Les navettes sem­blent aller bon train entre l’Espagne et le France :

Le 22 octo­bre, Le Figaro nous apprend que selon un polici­er français, les per­son­nes que son équipe vient d’interpeller à la fron­tière fran­co-espag­nole sont mali­ennes, guinéennes et maro­caines. « Les asso­ci­at­ifs côté espag­nol font miroi­ter aux migrants que la France va les accueil­lir. Ils leur don­nent 70 euros, et un bil­let de train ».

Le 26 août, le quo­ti­di­en anglais The Dai­ly Tel­graph con­sacre un arti­cle sur « l’Espagne (qui est) accusée de pouss­er les migrants vers le nord ».

Le 13 jan­vi­er 2019, le quo­ti­di­en alle­mand Die Welt développe ces infor­ma­tions : « le gou­verne­ment (espag­nol NDLR) s’affranchit des règles sur lesquelles l’Europe s’est mise d’accord. Car, dans les bus (affrétés pour trans­porter les migrants du sud vers le nord de l’Espagne, NDLR), se trou­vent des douzaines de per­son­nes qui ont atteint peu de jours aupar­a­vant le con­ti­nent européen. C’est l’Espagne qui serait com­pé­tente pour les procé­dures d’asile. Mais, en cette soirée du 5 jan­vi­er, l’un des deux bus fait le tra­jet de l’Andalousie à Barcelone, l’autre va à Bil­bao. Ces deux villes sont situées au nord du pays, la France est toute proche. L’Allemagne n’est qu’un peu plus loin. (…). L’État encour­age les migrants à quit­ter la pénin­sule ibérique pour aller vers le nord. (…). D’où les bus, payés par le gou­verne­ment, comme Madrid l’a con­fir­mé en réponse à notre demande ». (Tra­duc­tion Fdes­ouche).

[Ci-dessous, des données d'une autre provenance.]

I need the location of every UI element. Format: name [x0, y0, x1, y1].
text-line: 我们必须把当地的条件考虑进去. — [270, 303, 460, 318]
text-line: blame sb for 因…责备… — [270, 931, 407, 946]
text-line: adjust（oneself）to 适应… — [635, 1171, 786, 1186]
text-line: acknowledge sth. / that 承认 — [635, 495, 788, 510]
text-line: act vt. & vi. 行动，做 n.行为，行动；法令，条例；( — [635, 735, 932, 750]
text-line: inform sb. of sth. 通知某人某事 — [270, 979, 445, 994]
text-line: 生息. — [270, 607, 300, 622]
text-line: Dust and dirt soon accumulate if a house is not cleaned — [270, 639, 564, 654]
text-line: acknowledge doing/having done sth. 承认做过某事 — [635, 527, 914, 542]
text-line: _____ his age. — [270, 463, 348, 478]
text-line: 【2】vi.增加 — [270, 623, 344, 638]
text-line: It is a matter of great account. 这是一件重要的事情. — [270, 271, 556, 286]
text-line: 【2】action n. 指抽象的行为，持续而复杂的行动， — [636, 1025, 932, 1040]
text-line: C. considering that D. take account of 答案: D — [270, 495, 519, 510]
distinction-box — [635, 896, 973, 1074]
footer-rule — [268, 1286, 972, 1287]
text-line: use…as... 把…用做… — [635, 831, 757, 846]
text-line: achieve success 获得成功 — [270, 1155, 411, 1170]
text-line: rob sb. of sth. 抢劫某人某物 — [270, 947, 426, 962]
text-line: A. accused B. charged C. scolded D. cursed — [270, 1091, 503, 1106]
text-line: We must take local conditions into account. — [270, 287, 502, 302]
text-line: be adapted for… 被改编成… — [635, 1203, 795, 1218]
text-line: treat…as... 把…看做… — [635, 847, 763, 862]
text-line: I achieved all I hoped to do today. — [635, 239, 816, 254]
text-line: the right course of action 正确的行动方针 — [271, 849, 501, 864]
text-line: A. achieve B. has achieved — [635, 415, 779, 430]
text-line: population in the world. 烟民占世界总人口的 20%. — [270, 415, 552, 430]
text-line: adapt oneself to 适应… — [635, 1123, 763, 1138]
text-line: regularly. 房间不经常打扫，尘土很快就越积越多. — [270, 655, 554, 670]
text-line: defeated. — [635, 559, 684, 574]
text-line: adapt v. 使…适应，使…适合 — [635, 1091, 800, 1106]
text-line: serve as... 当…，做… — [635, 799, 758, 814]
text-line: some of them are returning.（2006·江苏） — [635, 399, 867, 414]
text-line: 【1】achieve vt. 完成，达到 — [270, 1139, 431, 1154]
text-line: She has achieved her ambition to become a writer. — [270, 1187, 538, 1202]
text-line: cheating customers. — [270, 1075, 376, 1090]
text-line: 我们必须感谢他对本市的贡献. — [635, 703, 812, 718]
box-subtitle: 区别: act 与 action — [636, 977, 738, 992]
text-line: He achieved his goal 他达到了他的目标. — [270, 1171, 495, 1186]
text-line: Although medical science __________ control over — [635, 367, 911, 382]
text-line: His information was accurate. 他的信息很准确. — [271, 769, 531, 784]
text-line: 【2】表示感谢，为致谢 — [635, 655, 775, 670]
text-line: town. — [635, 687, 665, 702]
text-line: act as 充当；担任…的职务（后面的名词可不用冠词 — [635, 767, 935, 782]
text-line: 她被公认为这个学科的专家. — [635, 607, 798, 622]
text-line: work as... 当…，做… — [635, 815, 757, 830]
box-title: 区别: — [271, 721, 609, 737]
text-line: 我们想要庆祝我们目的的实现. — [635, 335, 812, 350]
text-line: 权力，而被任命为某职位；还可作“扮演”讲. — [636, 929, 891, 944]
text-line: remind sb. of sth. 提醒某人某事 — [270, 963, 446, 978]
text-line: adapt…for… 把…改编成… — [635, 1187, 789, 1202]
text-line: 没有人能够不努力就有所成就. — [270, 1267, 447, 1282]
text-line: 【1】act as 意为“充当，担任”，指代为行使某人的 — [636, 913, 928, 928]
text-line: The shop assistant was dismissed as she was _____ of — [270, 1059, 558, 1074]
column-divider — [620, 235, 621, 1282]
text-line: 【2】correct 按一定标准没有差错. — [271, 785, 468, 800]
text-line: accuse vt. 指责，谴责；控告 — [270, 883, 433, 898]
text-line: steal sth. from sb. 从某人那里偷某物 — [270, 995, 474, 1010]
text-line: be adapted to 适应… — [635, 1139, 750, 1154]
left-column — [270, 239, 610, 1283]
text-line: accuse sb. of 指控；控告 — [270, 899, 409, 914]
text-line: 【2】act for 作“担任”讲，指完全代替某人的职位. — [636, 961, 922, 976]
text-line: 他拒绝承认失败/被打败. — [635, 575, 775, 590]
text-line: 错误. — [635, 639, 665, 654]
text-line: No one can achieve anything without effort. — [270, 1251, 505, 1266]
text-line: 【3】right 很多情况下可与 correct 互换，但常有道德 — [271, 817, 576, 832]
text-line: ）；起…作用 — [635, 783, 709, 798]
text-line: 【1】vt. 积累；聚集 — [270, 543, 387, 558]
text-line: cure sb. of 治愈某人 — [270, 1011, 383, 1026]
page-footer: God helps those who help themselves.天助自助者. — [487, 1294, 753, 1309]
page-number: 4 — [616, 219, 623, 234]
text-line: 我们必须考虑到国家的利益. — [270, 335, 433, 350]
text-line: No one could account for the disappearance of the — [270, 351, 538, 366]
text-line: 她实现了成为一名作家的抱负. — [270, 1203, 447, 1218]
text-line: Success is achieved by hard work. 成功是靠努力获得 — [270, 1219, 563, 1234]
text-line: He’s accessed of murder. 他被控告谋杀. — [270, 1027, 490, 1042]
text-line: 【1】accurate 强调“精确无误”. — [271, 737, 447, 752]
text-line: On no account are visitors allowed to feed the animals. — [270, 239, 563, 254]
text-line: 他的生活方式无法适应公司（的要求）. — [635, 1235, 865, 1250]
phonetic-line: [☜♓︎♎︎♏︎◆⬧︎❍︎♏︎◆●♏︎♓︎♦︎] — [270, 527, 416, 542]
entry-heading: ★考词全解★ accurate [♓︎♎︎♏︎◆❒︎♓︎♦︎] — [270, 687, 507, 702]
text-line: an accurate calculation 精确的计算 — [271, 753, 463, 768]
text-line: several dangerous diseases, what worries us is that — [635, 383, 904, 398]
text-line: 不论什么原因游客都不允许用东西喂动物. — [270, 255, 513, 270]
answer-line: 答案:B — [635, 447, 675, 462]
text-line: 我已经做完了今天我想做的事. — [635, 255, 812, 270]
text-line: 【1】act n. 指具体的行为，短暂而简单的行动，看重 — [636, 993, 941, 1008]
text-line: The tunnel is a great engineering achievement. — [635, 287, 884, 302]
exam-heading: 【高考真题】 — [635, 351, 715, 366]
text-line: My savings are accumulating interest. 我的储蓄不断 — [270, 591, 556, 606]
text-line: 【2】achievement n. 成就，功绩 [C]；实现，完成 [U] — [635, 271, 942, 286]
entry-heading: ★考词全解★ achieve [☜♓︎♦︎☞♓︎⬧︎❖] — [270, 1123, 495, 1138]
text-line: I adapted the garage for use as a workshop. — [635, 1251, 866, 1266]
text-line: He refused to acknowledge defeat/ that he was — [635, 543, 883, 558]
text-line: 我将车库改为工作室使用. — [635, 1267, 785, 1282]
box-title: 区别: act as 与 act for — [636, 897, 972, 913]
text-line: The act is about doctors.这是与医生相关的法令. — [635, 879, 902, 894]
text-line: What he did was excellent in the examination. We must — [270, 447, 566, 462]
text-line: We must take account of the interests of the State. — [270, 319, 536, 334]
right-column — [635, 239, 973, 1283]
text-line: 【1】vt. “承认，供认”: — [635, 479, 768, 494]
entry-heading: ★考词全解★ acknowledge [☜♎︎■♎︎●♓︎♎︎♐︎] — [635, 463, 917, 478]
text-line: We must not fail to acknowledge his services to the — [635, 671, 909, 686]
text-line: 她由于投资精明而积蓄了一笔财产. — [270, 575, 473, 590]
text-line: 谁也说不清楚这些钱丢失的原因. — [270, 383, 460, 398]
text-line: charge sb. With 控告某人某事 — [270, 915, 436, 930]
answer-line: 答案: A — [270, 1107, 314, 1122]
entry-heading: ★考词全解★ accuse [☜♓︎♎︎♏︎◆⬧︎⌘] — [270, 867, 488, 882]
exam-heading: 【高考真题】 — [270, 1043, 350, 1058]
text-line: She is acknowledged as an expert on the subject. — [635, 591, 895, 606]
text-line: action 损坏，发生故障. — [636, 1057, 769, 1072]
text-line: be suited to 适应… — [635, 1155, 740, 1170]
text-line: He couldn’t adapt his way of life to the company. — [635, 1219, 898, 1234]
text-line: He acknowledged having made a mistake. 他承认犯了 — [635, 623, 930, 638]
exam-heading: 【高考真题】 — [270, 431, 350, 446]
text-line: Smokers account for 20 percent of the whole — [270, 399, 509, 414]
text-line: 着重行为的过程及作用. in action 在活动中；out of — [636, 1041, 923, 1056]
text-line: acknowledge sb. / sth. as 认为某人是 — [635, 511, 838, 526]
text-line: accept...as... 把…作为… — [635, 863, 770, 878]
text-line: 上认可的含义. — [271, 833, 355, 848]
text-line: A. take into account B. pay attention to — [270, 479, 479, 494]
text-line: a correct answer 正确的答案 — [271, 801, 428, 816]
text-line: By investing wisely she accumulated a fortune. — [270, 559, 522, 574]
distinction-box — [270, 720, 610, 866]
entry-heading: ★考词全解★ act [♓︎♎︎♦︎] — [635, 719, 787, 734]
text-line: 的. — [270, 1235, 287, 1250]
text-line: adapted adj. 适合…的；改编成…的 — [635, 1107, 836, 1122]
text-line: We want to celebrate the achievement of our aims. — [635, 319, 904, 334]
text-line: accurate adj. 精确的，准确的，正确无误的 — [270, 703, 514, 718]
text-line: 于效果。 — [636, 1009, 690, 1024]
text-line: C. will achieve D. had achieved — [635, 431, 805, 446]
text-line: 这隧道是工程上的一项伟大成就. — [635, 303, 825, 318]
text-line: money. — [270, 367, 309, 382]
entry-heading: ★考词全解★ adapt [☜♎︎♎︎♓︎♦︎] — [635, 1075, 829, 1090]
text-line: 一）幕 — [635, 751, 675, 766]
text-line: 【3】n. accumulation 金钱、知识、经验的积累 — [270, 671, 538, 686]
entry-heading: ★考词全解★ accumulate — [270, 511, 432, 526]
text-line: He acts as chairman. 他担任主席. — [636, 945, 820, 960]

Quelques jours plus tard, le jour­nal alle­mand fait état du débat poli­tique sus­cité en Alle­magne par ces pra­tiques controversées.

A ce jour, pas un mot dans les médias français sur ce sujet. On attend avec impa­tience que les nom­breuses rubriques de véri­fi­ca­tion de faits (Check­news de Libéra­tion, Factuel de l’AFP, Decodex (financé par Google) du Monde, etc.) s’en empar­ent et tem­pèrent la théorie de « l’honneur sauvé de l’Europe » par l’Espagne. On risque d’attendre longtemps.